How did CEO Clark make the decision both to avoid exposure to the U.S. sub- prime market and to shed the firm’s exposure to structured mortgage products and derivatives? “I’m an old-school banker,” Clark told a reporter in May 2008. “I don’t think you should do something you don’t understand, hoping there’s somebody at the bottom of the organization who does.”22

Clark said he spent several hours a week meeting with experts to understand the financial products being traded by the bank’s wholesale banking unit. “The whole thing didn’t make common sense to me,” Clark said. “You’re going to get all your money back, or you’re going to get none of your money back. I said, ‘Wow! if this ever went against us, we could take some serious losses here.’”23

Clark recalled that stock analysts at the time wrote that he was an “idiot” for taking his long-term perspective.24 Yet, as the crisis hit, the company could report that it held no exposure to U.S. subprime mortgages, no direct exposure to third-party asset-backed commercial paper except for exposure of its mutual funds and asset management group, and no direct lending exposure to hedge funds, with only nominal trading exposure.25 Because TD Bank came through the crisis intact, it was able to begin systematic expansion from its Canadian base into the U.S. market. By 2013, through a series of acquisitions, TD Bank had become one of the 10 largest U.S. banks, with branches extending along the East Coast from Maine to Florida.

FIRMS THAT FAILED TO NAVIGATE THE CRISIS By contrast to the examples of financial firms that successfully navigated the crisis, those that failed lacked constructive dialogue in their cultures.

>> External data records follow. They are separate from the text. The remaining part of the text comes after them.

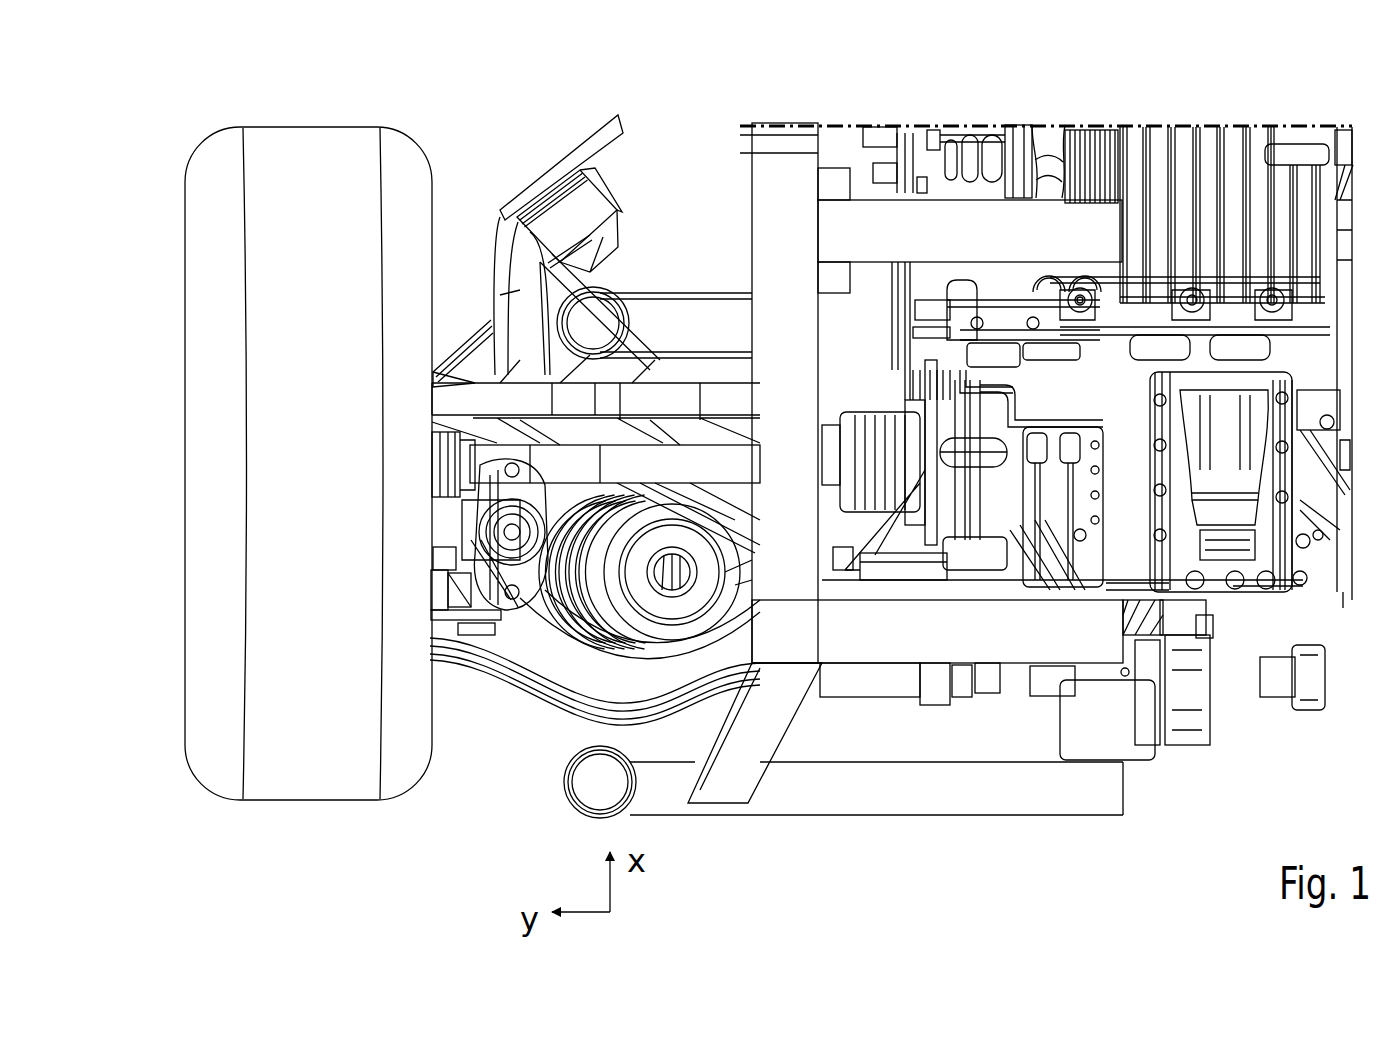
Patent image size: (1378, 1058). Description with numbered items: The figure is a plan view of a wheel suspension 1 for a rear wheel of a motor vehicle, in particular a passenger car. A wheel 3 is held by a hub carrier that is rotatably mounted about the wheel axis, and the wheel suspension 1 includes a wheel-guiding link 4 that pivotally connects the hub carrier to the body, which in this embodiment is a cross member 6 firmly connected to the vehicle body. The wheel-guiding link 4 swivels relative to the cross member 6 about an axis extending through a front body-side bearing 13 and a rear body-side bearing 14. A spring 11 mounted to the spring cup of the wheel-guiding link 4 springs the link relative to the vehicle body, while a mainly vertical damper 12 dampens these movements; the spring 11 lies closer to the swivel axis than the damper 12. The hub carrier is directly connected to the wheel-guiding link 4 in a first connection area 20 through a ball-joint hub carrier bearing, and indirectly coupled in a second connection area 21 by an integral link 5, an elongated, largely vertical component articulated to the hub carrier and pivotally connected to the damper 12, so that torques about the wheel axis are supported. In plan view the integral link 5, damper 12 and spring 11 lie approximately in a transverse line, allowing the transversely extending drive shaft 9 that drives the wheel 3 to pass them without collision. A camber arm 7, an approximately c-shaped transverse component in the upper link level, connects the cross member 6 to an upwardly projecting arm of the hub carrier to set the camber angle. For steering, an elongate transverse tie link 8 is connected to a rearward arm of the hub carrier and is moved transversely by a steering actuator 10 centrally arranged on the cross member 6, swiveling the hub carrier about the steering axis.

The wheel suspension 1 is at (690, 120).
The wheel 3 is at (213, 275).
The wheel-guiding link 4 is at (510, 267).
The integral link 5 is at (440, 522).
The cross member 6 is at (665, 800).
The camber arm 7 is at (478, 385).
The tie link 8 is at (567, 690).
The drive shaft 9 is at (657, 467).
The steering actuator 10 is at (1138, 772).
The spring 11 is at (558, 642).
The damper 12 is at (470, 645).
The front body-side bearing 13 is at (533, 160).
The rear body-side bearing 14 is at (878, 705).
The first connection area 20 is at (440, 319).
The second connection area 21 is at (310, 530).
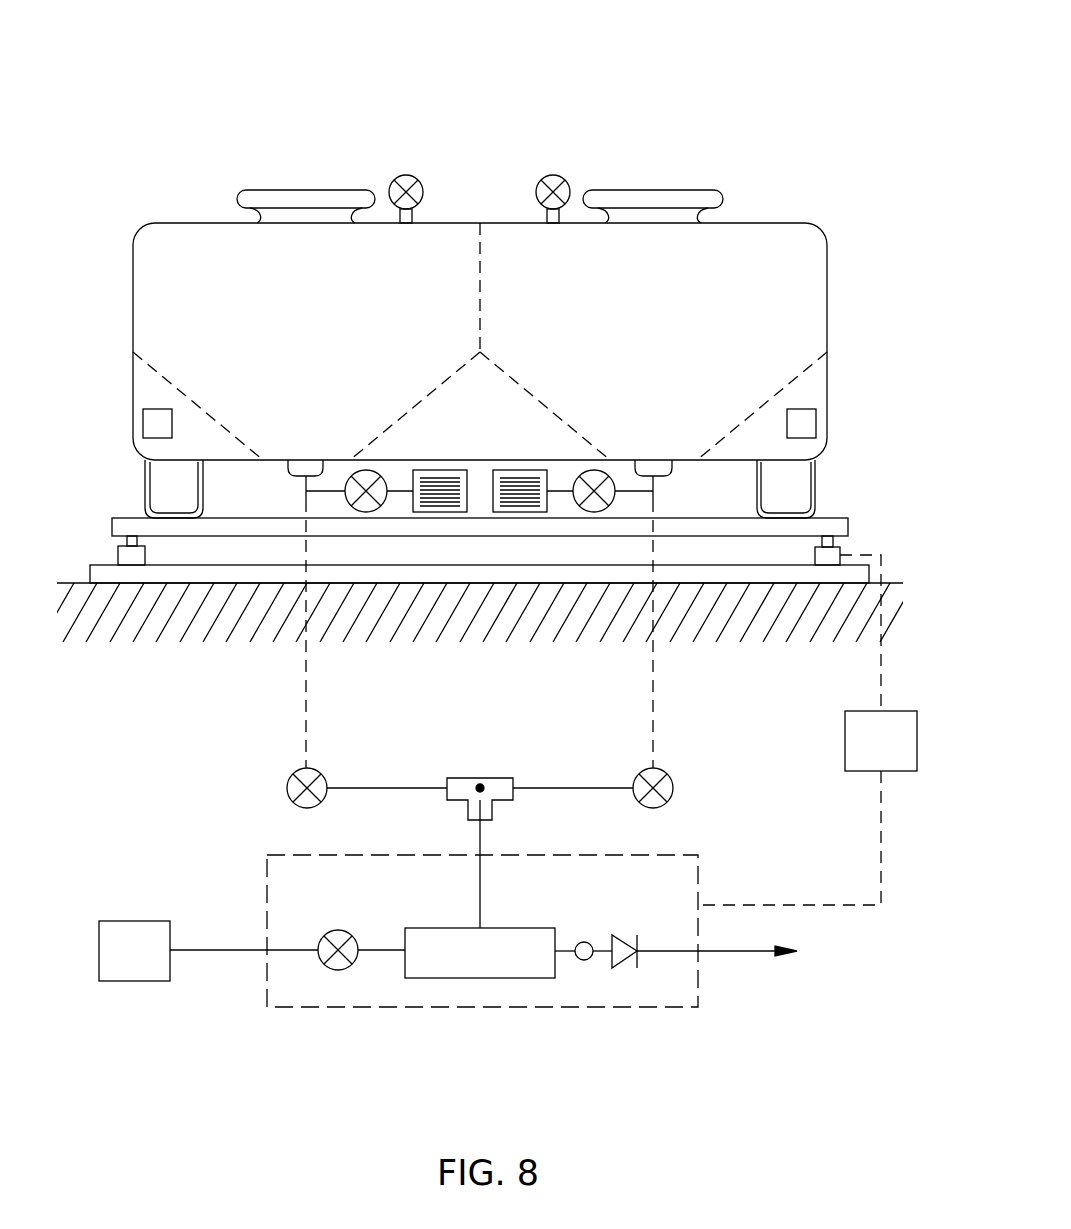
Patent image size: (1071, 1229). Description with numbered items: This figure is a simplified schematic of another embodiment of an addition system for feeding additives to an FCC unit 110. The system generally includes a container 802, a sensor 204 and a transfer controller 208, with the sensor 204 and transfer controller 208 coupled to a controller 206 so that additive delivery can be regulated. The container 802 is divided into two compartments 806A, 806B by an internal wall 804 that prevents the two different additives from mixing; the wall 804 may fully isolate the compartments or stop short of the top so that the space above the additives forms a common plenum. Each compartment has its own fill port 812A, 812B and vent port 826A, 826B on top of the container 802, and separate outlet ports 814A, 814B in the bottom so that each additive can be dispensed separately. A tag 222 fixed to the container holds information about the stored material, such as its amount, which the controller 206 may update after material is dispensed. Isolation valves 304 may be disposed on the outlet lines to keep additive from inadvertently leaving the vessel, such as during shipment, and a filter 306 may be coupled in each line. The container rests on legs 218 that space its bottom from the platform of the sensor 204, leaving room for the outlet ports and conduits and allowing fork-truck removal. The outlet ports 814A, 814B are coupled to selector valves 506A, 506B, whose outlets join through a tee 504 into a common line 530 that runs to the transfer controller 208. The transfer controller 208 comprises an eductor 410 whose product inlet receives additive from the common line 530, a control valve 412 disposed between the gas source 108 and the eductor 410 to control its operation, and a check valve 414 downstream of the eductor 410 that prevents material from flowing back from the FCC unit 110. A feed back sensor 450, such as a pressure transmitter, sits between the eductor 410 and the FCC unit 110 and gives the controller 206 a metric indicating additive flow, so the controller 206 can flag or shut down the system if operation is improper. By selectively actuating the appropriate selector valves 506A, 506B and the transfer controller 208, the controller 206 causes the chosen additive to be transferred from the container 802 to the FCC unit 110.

The container 802 is at (133, 278).
The first compartment 806A is at (331, 280).
The second compartment 806B is at (678, 280).
The internal wall 804 is at (481, 263).
The first fill port 812A is at (280, 190).
The second fill port 812B is at (680, 190).
The first vent port 826A is at (406, 175).
The second vent port 826B is at (553, 175).
The tag 222 is at (158, 409).
The isolation valve 304 is at (366, 470).
The filter 306 is at (437, 470).
The first outlet port 814A is at (303, 468).
The second outlet port 814B is at (657, 468).
The legs 218 is at (815, 490).
The sensor 204 is at (112, 518).
The controller 206 is at (898, 752).
The first selector valve 506A is at (320, 771).
The second selector valve 506B is at (665, 771).
The tee 504 is at (503, 778).
The common line 530 is at (480, 838).
The transfer controller 208 is at (672, 855).
The gas source 108 is at (152, 962).
The control valve 412 is at (338, 930).
The eductor 410 is at (440, 928).
The feed back sensor 450 is at (584, 942).
The check valve 414 is at (623, 935).
The FCC unit 110 is at (742, 954).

I met with one CRO who explained her dilemma: If she kept raising concerns with management, she would become a pain in management’s neck; but if she didn’t raise concerns, she would be known as the CRO at an institution that blew itself up. She left the firm in 2006 and the firm failed in 2008.

A distinguishing characteristic of unsuccessful firms was their pursuit of short- term growth without appropriate regard for the risks involved. In 2005–2007 both Fannie Mae and Freddie Mac decided to take on more risk and increase exposure to the subprime mortgage market just as home prices were peaking. Other firms that decided similarly around the same time included Lehman Brothers, Washington Mutual (WaMu), and Countrywide.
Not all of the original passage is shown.